Thai Dish Pad Kee Mao Is Delicious But Dangerous-If You Can't Stand The Heat...
You don't have to go to Thailand to find a satisfying plate of pad kee mao.
(photo by Dominic Riley)
Temples, Buddha, floating markets, basil, massages, beaches, chilies, and elephants: just a few words that come to mind when someone mentions Thailand. But only two of those words really stand out-basil and chilies. How'd you guess? Thai basil and Thai chilies are welcome in my home any day of the week.
Fragrant basil could stand in as air freshener and Thai chilies could be that go-to remedy for annoying hangovers (just don't rub your eyes during that special one-on-one moment you share with the porcelain god). However, there's no need to keep those guys hanging around your kitchen unused when together they make up one of the best Thai dishes: Pad kee mao.
In my book pad kee mao might well translate to spicy tears of joy, but in Thai it actually means drunken noodle. And your mouth will indeed be drunk off the robust, pleasant flavors this dish has to offer. Chicken, shrimp or tofu stir-fried with thick, flat rice noodles coated in a rich, spicy sauce will also have your taste buds leaping from your tongue.
They won't necessarily be leaping for joy; instead they'll be trying to escape the heat. Since I prefer my Thai food "so spicy that it makes me cry" (thanks to a close friend of mine, I use that phrase when ordering, but soon regret it when the acid reflux hits about an hour after) the amount of chilies used in the pad kee mao I tend to order is almost hazardous.
The fresh basil, onions, peppers and tomatoes throughout the dish appear bigger than the diced chilies, but chilies pack the surprise punch. Speaking of punch, if your lips aren't puckered, red, swollen or in the process of running away from your face once you finish, then you didn't have the full pad kee mao experience.
Thai chilies come in at a score of 50,000-100,000 (very hot!) on the Scoville pungency scale. This scale detects the pungency of the chemical, capsaicin, found in a chili's placenta. The scale ranges from 0 (bell pepper) to 15,000,000 to 16,000,000 (pure capsaicin). The Guinness World Record's winner for hottest chili on earth, naga jolokia, scored 855,000-1,050,000: one seed of that pepper produces enough heat to cause intense burning in the mouth for up to 30 minutes. So, there's no excuse for not ordering your pad kee mao very spicy (I'm not judging or anything)!

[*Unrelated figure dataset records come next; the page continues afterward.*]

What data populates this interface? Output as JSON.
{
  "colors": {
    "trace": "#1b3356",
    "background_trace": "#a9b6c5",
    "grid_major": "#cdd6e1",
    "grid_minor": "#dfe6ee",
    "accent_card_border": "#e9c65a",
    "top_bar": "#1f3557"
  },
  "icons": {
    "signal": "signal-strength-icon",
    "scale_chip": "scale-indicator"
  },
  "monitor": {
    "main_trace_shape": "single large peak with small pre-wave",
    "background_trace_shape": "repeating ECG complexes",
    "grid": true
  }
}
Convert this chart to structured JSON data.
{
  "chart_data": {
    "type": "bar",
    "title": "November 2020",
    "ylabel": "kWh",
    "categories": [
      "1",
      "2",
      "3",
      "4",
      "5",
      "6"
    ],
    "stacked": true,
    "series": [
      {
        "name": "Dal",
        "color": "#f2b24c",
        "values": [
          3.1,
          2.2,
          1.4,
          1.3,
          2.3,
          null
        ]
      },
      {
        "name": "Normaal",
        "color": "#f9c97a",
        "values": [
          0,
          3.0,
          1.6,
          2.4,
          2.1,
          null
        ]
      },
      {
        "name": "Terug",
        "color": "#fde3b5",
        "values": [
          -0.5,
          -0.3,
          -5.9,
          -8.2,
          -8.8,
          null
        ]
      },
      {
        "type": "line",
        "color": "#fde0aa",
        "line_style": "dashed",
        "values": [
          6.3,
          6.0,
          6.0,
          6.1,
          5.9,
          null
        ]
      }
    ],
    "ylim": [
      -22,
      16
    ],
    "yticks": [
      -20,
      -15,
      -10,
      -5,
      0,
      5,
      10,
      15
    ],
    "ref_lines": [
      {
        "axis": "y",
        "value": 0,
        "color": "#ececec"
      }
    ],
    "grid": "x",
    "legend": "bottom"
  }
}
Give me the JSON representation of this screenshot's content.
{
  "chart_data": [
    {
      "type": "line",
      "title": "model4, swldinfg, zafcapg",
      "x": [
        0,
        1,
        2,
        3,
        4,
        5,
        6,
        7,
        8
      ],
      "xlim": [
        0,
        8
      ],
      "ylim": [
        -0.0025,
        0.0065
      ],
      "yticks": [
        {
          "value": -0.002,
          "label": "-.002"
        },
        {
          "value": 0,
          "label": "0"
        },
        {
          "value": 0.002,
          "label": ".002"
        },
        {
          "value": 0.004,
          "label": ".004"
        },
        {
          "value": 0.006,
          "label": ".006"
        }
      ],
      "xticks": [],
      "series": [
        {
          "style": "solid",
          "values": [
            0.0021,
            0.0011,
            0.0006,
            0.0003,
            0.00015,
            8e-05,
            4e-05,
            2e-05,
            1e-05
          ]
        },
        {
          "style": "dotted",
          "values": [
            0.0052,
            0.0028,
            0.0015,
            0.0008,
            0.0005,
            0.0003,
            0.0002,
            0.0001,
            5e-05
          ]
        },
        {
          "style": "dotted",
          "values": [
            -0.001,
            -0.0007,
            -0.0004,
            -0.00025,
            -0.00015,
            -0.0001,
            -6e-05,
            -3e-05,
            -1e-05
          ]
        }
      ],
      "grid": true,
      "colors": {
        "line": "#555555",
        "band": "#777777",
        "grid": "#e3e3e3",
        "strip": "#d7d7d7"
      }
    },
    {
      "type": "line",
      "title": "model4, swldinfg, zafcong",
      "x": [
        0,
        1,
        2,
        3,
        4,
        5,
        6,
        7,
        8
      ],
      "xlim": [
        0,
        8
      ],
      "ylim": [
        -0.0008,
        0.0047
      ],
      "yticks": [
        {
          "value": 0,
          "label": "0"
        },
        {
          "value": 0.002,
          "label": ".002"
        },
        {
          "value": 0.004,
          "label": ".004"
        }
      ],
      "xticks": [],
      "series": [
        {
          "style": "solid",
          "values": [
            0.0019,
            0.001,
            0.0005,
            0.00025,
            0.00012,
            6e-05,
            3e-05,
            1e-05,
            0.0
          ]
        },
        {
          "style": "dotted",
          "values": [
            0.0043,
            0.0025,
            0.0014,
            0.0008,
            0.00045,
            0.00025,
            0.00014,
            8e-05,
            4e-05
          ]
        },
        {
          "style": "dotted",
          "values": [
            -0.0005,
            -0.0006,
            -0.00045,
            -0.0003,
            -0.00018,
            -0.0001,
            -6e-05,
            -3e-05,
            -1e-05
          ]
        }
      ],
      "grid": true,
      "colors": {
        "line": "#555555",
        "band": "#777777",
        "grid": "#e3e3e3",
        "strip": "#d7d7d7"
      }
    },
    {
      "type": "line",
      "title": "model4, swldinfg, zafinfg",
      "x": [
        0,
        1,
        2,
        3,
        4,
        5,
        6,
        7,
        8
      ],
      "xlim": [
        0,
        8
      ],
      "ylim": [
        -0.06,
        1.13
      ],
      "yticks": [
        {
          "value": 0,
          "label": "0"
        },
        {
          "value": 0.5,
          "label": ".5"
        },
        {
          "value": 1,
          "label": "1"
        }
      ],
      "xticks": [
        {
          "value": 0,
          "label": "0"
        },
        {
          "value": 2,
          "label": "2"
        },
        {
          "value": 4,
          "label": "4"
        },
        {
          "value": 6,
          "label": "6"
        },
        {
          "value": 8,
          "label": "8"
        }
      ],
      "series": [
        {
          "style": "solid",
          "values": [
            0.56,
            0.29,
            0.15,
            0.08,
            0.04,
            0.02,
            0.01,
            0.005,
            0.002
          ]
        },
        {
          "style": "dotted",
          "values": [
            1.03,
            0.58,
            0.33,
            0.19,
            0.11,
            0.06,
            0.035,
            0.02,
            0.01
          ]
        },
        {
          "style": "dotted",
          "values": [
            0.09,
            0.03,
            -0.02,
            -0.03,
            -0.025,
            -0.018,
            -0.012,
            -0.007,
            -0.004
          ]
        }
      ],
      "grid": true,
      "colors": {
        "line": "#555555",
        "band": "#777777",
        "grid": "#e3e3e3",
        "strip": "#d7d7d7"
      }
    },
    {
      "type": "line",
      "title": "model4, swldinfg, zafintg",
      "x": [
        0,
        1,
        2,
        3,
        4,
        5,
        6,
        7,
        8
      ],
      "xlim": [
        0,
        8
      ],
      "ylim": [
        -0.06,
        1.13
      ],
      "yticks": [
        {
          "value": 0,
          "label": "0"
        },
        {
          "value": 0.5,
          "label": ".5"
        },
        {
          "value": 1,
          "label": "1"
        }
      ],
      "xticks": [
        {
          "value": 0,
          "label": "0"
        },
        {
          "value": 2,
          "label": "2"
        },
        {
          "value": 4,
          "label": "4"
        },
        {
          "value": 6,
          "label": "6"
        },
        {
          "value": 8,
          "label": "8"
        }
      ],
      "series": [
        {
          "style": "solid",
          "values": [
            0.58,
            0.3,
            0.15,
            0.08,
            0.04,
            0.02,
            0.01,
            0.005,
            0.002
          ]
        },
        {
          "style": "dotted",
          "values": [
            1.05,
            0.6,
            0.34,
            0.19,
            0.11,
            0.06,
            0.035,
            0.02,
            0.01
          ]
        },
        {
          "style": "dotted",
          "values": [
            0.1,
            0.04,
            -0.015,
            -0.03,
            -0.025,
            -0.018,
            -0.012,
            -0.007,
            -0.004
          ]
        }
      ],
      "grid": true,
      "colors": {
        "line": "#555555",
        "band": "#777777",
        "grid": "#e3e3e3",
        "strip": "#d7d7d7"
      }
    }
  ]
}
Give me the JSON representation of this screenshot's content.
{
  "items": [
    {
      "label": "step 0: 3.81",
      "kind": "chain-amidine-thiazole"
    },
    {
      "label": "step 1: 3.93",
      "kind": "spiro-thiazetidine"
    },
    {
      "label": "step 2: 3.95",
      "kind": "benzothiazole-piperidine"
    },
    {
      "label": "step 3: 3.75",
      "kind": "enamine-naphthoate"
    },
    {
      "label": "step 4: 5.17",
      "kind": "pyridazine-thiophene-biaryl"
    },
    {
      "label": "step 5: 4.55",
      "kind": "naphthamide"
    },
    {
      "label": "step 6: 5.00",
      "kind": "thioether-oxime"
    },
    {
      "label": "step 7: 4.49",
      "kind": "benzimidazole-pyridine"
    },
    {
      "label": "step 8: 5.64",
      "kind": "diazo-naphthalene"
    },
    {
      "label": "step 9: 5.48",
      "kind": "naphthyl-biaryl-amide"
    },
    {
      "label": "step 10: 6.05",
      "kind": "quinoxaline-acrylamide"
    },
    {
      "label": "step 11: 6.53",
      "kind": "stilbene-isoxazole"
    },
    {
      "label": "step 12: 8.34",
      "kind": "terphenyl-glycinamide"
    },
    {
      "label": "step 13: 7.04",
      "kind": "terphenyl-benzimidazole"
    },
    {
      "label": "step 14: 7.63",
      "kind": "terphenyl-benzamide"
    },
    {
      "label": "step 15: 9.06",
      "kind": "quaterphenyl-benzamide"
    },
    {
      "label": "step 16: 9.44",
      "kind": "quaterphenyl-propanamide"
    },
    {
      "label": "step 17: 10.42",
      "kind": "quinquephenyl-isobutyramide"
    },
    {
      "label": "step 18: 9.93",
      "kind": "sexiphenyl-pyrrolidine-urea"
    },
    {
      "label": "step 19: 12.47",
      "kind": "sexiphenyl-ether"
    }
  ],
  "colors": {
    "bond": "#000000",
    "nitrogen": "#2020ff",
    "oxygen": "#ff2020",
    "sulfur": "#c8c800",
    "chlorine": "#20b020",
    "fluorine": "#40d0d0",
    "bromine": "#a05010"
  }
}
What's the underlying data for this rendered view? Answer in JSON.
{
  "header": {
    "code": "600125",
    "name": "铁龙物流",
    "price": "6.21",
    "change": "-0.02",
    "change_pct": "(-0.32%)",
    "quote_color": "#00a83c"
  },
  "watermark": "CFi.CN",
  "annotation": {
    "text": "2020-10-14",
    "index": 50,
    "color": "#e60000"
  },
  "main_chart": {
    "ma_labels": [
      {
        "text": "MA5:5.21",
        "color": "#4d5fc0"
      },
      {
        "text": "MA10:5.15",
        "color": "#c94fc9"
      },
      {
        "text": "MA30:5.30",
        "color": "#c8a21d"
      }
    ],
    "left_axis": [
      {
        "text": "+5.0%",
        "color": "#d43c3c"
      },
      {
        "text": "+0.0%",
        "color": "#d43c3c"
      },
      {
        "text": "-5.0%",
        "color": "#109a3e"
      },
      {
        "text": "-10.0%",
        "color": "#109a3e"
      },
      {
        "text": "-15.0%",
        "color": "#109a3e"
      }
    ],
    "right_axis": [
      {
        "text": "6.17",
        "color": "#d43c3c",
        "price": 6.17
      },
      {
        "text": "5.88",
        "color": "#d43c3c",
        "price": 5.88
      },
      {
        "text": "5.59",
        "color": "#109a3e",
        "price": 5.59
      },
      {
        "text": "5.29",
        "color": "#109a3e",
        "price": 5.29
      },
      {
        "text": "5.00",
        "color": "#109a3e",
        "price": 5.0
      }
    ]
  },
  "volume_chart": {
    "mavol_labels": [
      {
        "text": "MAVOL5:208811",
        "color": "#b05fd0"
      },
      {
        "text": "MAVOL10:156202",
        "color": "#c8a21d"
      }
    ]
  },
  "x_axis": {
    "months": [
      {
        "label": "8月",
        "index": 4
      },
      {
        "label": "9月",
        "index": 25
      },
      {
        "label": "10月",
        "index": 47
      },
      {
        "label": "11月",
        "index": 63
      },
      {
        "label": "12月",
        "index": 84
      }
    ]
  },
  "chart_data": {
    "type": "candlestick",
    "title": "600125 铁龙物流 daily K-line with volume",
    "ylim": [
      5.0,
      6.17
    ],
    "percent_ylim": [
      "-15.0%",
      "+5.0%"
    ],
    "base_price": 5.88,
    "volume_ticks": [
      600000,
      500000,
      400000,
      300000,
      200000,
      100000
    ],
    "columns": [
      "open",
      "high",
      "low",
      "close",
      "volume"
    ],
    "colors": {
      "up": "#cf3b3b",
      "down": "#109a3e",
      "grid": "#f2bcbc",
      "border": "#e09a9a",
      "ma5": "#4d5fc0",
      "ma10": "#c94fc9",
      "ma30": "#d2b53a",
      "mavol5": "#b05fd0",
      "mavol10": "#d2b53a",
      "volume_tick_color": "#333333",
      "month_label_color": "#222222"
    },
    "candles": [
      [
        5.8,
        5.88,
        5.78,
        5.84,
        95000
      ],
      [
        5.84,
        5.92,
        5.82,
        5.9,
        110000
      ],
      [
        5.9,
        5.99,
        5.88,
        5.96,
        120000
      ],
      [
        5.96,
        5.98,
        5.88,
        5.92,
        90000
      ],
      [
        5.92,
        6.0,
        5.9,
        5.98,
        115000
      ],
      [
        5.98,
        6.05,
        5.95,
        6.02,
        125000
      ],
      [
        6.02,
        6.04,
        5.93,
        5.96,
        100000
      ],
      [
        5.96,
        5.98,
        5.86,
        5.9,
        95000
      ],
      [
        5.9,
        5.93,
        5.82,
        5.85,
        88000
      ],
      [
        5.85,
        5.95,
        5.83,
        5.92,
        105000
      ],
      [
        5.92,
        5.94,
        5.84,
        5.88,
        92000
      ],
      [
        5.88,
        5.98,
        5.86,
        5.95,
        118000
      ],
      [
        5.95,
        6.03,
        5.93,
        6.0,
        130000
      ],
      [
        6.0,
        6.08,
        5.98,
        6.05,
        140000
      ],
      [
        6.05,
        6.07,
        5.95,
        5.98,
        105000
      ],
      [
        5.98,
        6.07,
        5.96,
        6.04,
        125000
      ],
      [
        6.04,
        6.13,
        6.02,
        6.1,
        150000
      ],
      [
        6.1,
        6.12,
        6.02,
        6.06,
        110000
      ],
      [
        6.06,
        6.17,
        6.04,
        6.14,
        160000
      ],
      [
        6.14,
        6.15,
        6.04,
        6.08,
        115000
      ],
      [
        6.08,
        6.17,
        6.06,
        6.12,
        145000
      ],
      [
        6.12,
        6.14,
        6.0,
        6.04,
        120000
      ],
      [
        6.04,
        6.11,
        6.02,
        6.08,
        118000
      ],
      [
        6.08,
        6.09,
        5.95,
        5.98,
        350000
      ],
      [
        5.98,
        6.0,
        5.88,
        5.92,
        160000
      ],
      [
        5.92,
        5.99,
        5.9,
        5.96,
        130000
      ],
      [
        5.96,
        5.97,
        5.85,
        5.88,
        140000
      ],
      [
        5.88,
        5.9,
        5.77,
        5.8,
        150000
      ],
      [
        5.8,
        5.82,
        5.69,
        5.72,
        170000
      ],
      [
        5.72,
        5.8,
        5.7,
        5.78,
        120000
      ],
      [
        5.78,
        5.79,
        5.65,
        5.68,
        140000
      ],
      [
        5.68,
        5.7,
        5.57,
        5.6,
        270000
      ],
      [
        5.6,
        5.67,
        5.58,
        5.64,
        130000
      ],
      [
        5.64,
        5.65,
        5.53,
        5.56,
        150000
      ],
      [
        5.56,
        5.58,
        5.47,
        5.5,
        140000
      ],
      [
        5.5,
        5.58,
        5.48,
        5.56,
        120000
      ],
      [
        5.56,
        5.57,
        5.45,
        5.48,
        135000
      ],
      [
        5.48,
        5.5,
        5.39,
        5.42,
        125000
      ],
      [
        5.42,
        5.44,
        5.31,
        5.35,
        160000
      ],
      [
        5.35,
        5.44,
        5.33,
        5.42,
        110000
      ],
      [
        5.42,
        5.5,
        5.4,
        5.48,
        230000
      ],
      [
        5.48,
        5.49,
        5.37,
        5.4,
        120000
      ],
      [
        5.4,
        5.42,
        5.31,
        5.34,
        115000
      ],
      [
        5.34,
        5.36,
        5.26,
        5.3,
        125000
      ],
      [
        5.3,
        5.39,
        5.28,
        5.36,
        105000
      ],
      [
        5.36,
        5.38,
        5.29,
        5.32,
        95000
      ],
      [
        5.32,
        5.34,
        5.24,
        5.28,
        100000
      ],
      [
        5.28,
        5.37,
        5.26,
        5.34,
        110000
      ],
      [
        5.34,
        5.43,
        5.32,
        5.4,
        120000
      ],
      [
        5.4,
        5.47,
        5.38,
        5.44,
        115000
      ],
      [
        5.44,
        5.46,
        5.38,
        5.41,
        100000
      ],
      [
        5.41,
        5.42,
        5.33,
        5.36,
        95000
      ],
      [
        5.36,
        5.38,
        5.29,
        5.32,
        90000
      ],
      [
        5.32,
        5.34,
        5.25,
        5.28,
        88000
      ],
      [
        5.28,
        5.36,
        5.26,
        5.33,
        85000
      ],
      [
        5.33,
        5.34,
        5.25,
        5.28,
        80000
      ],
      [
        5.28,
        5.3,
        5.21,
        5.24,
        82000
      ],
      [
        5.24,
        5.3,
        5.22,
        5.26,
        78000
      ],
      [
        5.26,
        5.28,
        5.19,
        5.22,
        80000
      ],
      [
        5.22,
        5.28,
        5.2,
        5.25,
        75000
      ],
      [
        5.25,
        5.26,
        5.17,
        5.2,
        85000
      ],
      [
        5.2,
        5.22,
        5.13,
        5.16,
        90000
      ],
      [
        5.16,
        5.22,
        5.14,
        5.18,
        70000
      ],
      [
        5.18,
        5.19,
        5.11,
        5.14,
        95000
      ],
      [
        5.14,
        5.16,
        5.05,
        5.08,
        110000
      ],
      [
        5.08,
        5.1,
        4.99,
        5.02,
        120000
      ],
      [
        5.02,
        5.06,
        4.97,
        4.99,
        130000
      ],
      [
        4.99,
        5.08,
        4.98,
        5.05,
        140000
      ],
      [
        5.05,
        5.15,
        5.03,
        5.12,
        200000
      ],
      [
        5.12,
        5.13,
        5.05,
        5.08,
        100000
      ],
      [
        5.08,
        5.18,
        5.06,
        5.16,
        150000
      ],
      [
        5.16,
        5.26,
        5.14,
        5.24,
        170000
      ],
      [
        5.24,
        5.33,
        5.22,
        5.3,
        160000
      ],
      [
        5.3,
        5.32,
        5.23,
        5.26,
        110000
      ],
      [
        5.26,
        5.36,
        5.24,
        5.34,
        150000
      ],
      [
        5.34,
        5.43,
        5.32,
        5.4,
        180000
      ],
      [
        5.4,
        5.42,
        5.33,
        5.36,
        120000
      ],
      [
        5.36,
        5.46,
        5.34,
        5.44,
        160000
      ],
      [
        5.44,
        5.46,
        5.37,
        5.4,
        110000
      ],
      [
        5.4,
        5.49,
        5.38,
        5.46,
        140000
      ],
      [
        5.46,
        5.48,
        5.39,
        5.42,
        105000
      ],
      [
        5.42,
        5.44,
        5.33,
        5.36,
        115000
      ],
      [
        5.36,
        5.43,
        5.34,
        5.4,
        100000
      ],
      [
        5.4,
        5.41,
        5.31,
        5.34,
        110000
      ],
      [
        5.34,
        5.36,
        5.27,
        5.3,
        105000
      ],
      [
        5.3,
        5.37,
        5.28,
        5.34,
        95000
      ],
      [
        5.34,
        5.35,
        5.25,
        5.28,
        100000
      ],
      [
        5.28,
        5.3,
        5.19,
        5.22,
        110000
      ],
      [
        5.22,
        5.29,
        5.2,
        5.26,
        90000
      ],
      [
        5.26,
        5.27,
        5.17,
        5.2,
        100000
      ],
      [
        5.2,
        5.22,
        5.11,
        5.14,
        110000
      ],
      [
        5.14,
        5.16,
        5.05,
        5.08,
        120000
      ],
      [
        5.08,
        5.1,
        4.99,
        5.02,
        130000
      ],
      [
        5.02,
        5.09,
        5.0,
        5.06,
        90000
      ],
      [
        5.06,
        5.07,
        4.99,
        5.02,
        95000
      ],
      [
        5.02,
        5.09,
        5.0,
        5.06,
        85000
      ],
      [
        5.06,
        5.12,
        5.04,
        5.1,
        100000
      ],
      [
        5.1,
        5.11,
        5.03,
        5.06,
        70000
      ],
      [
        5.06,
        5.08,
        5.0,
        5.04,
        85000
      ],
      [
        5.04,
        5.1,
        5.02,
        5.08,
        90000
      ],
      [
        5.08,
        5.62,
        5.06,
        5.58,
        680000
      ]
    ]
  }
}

The best Thai food I ever had was in Thailand at an elephant farm outside of Bangkok. I wandered upon what we'd call in America an outdoor food court. It was summer, I was sweating and little bugs kept flying around my face and food. It couldn't get more authentic than that (I'm sure it could have, but we'll save that for my next visit) and the food was fragrant, fresh and spicier than ever.
It'd be nice to recreate that experience. I could pitch a tent in New York and share a nice plate of pad kee mao with Moammar Gadhafi, but that may not be the exact experience I'm looking for. It just makes more sense to head on over to Palms Thai in East Hollywood. An order of pad kee mao costs about 7 bucks and your taste buds won't be the only things entertained during the meal. Palms Thai is home to the infamous Thai Elvis Presley whose smooth crooning distracts you from the fire in your mouth.
If Elvis isn't your cup of tea (Thai iced tea that is, a must have companion to your pad kee mao) and you find yourself in Eagle Rock, there is a small family-owned restaurant, Thai Eagle Rox, which will sure have you in tears, if you dare order your food extra spicy.